Joan, forgetting her fear and dislike of Swan Carlson in her interest of what he revealed, drew a little nearer to him.
“Were you around here that day, Swan?” she asked.
“Yes, I saw him upset that feller, little bird,” Swan said, leaning again from his saddle, his long neck stretched to peer into her face. “He’s a good man, but he ain’t as good a man as me.”
Swan was barefooted, just as he had leaped from his bunk in the sheep-wagon to ride to the fire. There was a wild, high pride in his cold, handsome face as he sat up in the saddle as if to show Joan his mighty bulk, and he stretched out his long arms like an eagle on its crag flexing its pinions in the morning sun.
“Did he––did Hector Hall sling a gun on Mr.
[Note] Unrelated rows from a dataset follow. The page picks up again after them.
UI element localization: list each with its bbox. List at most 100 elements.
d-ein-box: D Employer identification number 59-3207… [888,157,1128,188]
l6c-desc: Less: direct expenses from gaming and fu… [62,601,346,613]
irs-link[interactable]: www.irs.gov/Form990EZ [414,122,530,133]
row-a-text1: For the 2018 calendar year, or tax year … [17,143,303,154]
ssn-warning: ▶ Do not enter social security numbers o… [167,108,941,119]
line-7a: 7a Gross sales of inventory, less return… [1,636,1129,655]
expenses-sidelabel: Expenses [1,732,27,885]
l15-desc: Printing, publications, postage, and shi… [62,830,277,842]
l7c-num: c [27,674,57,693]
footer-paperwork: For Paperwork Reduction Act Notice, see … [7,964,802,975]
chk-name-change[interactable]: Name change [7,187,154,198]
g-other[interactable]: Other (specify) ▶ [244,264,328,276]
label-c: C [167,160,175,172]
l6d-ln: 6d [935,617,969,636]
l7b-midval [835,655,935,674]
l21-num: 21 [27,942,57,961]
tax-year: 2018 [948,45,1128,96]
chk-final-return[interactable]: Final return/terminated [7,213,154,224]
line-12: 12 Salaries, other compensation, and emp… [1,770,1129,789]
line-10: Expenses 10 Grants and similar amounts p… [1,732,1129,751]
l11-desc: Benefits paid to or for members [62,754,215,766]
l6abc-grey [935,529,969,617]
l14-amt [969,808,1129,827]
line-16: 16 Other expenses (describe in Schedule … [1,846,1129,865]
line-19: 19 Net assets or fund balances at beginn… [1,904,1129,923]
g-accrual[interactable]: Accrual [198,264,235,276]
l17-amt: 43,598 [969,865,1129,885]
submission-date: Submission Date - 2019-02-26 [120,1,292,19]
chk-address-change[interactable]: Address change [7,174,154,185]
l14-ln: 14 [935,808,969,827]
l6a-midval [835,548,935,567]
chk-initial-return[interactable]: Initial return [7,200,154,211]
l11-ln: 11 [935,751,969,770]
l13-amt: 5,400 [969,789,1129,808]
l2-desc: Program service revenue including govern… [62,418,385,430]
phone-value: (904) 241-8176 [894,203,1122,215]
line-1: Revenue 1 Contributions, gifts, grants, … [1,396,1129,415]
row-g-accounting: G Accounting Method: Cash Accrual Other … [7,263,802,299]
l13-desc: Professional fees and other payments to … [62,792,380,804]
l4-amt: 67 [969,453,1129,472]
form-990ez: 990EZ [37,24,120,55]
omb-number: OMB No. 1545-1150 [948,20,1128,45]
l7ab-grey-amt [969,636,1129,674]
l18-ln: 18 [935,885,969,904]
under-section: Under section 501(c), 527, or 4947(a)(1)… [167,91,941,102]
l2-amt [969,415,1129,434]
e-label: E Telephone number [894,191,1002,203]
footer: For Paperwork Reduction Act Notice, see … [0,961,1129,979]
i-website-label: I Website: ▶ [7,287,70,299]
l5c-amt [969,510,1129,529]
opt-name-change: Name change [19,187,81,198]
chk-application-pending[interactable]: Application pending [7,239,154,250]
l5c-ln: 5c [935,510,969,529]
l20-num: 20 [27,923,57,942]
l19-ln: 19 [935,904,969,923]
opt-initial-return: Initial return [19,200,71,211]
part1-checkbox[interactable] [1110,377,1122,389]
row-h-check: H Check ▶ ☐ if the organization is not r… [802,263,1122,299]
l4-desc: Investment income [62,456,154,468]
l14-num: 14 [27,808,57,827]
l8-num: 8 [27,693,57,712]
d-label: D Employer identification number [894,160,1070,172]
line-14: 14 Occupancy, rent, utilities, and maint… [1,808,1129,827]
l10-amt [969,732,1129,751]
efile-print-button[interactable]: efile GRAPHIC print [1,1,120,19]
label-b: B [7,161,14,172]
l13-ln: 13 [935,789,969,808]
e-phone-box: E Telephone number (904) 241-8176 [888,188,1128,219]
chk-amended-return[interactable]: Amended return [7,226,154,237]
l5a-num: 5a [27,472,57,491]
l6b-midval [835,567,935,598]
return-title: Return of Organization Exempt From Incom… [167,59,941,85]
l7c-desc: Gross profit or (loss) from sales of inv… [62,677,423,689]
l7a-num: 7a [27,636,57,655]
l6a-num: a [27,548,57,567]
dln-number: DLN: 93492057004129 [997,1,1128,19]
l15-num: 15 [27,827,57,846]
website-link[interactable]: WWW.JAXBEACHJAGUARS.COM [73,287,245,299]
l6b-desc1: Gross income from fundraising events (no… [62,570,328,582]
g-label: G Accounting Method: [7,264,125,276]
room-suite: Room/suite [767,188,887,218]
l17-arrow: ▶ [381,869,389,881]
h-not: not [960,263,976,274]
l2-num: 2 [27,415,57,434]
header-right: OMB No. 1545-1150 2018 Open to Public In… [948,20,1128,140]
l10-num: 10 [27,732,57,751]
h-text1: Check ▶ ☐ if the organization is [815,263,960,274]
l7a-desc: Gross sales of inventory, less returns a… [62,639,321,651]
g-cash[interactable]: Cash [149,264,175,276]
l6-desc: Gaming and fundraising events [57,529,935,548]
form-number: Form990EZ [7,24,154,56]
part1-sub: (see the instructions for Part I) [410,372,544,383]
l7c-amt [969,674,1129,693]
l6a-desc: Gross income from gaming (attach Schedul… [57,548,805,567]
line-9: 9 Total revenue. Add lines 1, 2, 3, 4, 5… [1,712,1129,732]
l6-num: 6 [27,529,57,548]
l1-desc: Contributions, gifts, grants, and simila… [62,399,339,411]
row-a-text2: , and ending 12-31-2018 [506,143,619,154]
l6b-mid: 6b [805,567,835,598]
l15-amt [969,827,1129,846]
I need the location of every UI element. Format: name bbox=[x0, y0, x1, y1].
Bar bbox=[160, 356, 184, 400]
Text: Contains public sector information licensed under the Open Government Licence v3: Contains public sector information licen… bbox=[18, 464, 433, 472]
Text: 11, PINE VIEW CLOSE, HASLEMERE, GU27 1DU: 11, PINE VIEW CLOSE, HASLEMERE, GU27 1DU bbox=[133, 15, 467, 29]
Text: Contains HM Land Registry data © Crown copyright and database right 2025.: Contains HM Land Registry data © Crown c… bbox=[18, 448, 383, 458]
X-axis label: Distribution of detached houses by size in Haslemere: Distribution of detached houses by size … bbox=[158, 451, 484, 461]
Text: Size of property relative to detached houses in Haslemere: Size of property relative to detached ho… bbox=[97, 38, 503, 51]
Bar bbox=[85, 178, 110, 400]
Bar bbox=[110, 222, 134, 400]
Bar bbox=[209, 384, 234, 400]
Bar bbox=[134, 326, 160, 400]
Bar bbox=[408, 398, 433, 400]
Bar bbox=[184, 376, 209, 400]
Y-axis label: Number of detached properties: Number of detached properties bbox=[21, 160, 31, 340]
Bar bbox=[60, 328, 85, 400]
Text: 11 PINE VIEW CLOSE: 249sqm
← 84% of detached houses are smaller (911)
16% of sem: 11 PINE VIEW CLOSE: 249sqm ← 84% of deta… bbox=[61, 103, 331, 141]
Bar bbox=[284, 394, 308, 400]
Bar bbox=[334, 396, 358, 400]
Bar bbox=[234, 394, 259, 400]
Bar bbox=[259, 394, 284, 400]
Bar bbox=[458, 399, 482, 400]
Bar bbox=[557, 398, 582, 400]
Mackenzie that time?” she asked, pressing forward eagerly.
“Never mind, Joan––let that go,” said Mackenzie, putting his arm before her to stay her, speaking hastily, as if to warn her back from a danger.
“He didn’t have time to sling a gun
on him,” said Swan, great satisfaction in his voice as he recalled the scene. “Your man he’s like a cat when he jumps for a feller, but he ain’t got the muscle in his back like me.”
“There’s nobody in this country like you, Swan,” said Joan, pleased with him, friendly toward him, for his praise of the one he boldly called her man.
“No, I can roll ’em all,” Swan said, as gravely as if he would be hung on the testimony. “You ought to have me for your man; then you’d have somebody no feller on this range would burn out.”
“You’ve got a wife, Swan,” Joan said, with gentle reproof, but putting the proposal from her as if she considered it a jest.
“I’m tired of that one,” Swan confessed, frankly. Then to Mackenzie: “I’ll fight you for her.” He swung half way out of the saddle, as if to come to the ground and start the contest on the moment, hung there, looking Mackenzie in the face, the light of morning revealing the marks of his recent battle. “Not now, you’ve had a fight already,” said Swan, settling back into the saddle. “But when you brace up, then I’ll fight you for her. What?”
“Any time,” Mackenzie told him, speaking easily, as if humoring the whim of some irresponsible person.
With a sudden start of his horse Swan rode close to Joan, Mackenzie throwing himself between them, catching the bridle, hurling the animal back. Swan did not take notice of the interference, only leaned far over, stretching his long neck, his great mustaches like the tusks of an old walrus, and strained a long look into Joan’s face. Then he whirled his horse and galloped away, not turning a glance behind.
Joan watched him go, saying nothing for a little while. Then:
“I think he’s joking,” she said.
“I suppose he is,” Mackenzie agreed, although he had many doubts.